Il male scaturisce dall’atto dell’uomo che, voltando le spalle a Dio, perde il fondamento della sua libertà e, ponendo l’io come fondamento di tutto, non sa riconoscere più il dono della vita, non guarda con meraviglia ciò che lo circonda e non riconosce come titolari di diritti gli altri uomini. Quella scelta ci riguarda, perché si rinnova ogni qual volta facciamo esperienza del peccato: noi non siamo al di fuori della storia del male, il male che denunciamo nel mondo è anche dentro di noi, anche se in forma molto più piccola, e spiega la ragione della nostra fatica a gioire della vita e a vivere relazioni di bene con chi ci sta accanto.

La liturgia di questo giorno sceglie di farci leggere la parte conclusiva del racconto in cui Dio formula la promessa che la disobbedienza introdotta dal peccato un giorno sarà vinta. Benché faccia l’esperienza del male, rimane nell’uomo la chiamata a riconoscere nell’amore di Dio la propria dignità, a costruire un mondo che rifletta questo amore, a rispettare la bellezza del creato e a riconoscere come preziosa ogni persona. La festa di oggi viene a dirci che la promessa di Dio si è realizzata, il sogno di una umanità non toccata dal male si è compiuto. Il fatto nuovo che si è introdotto nel mondo è Gesù, per questo celebreremo con grande gioia la sua nascita a Natale, perché in Lui riconosciamo il capovolgimento della logica del peccato: nella sua umanità si realizza finalmente il destino dell’uomo, cioè “essere immagine di Dio”. L’affidamento filiale, che Gesù ha portato a compimento sulla croce, rovescia e ripara la pretesa autonomia introdotta dal peccato. Da Gesù inizia una storia nuova, diventa possibile vivere tenendo fisso lo sguardo su di lui, perché lo Spirito ci modelli a Sua immagine”.

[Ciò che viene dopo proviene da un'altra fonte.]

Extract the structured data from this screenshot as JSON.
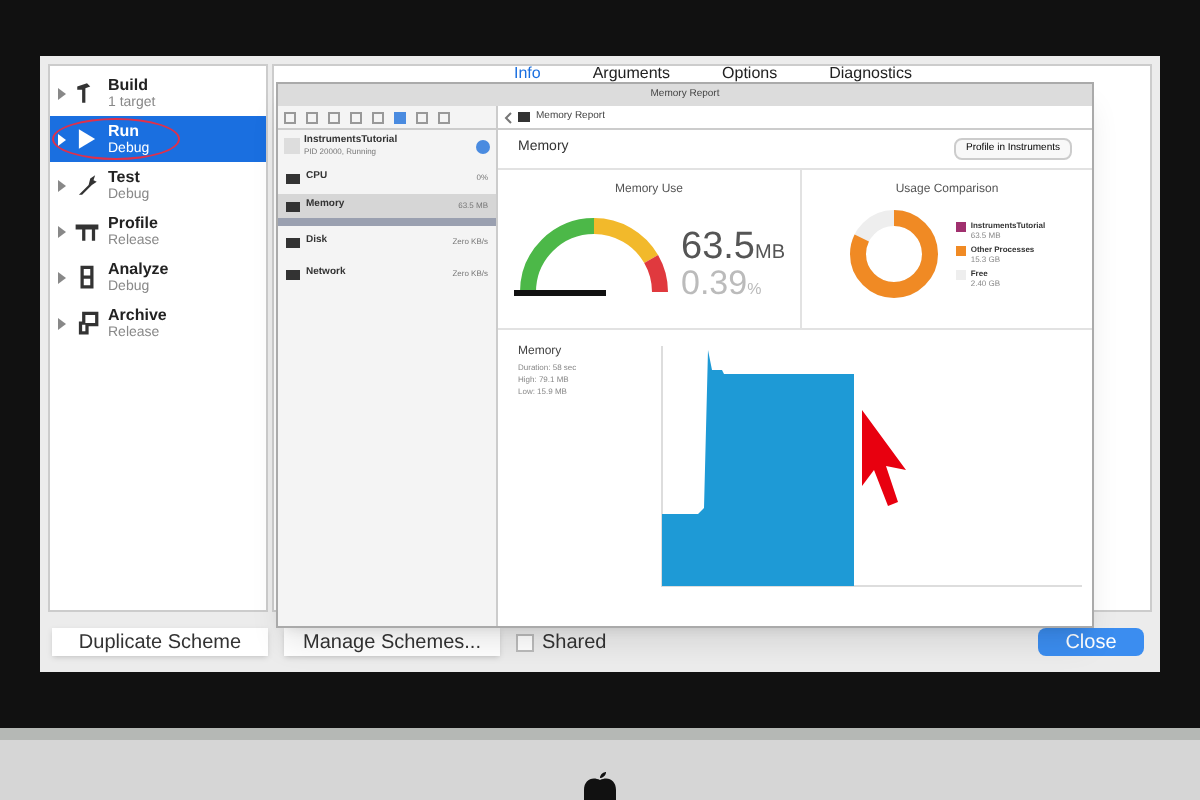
{
  "schemes": [
    {
      "name": "Build",
      "detail": "1 target",
      "selected": false,
      "kind": "build"
    },
    {
      "name": "Run",
      "detail": "Debug",
      "selected": true,
      "kind": "run"
    },
    {
      "name": "Test",
      "detail": "Debug",
      "selected": false,
      "kind": "test"
    },
    {
      "name": "Profile",
      "detail": "Release",
      "selected": false,
      "kind": "profile"
    },
    {
      "name": "Analyze",
      "detail": "Debug",
      "selected": false,
      "kind": "analyze"
    },
    {
      "name": "Archive",
      "detail": "Release",
      "selected": false,
      "kind": "archive"
    }
  ],
  "tabs": [
    {
      "label": "Info",
      "selected": true
    },
    {
      "label": "Arguments",
      "selected": false
    },
    {
      "label": "Options",
      "selected": false
    },
    {
      "label": "Diagnostics",
      "selected": false
    }
  ],
  "report_window": {
    "title": "Memory Report",
    "breadcrumb": "Memory Report",
    "process": {
      "name": "InstrumentsTutorial",
      "status": "PID 20000, Running"
    },
    "gauges": [
      {
        "name": "CPU",
        "value": "0%",
        "selected": false
      },
      {
        "name": "Memory",
        "value": "63.5 MB",
        "selected": true
      },
      {
        "name": "Disk",
        "value": "Zero KB/s",
        "selected": false
      },
      {
        "name": "Network",
        "value": "Zero KB/s",
        "selected": false
      }
    ],
    "heading": "Memory",
    "profile_button": "Profile in Instruments",
    "memory_use": {
      "title": "Memory Use",
      "amount": "63.5",
      "unit": "MB",
      "percent": "0.39",
      "percent_unit": "%"
    },
    "usage": {
      "title": "Usage Comparison",
      "legend": [
        {
          "name": "InstrumentsTutorial",
          "value": "63.5 MB",
          "color": "#a0306e"
        },
        {
          "name": "Other Processes",
          "value": "15.3 GB",
          "color": "#f08a24"
        },
        {
          "name": "Free",
          "value": "2.40 GB",
          "color": "#eeeeee"
        }
      ]
    },
    "graph": {
      "title": "Memory",
      "stats": [
        "Duration: 58 sec",
        "High: 79.1 MB",
        "Low: 15.9 MB"
      ]
    }
  },
  "buttons": {
    "duplicate": "Duplicate Scheme",
    "manage": "Manage Schemes...",
    "close": "Close"
  },
  "shared": {
    "label": "Shared",
    "checked": false
  }
}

Maria è la creatura che per prima e in anticipo rispetto al sacrificio della croce ha ricevuto il dono di poter essere a Lui conformata e rivivere nella sua vita, la stessa vita filiale di Gesù. Con la festa di oggi affermiamo che Maria, la madre di Gesù, è al di fuori della storia del male: se questo è prima di tutto dono di Dio, che ha partecipato a lei la vittoria conquistata da Gesù sulla croce, il merito di Maria è che alla volontà di Dio ha dato l’adesione totale della sua libertà. Maria dice anche a noi che è possibile essere finalmente al di fuori della storia del male, che questo è dono dell’amore di Dio dato a tutti dalla croce, ma anche il frutto di un cammino nel quale fare nostro il suo progetto di vita: “avvenga per me secondo la tua parola”.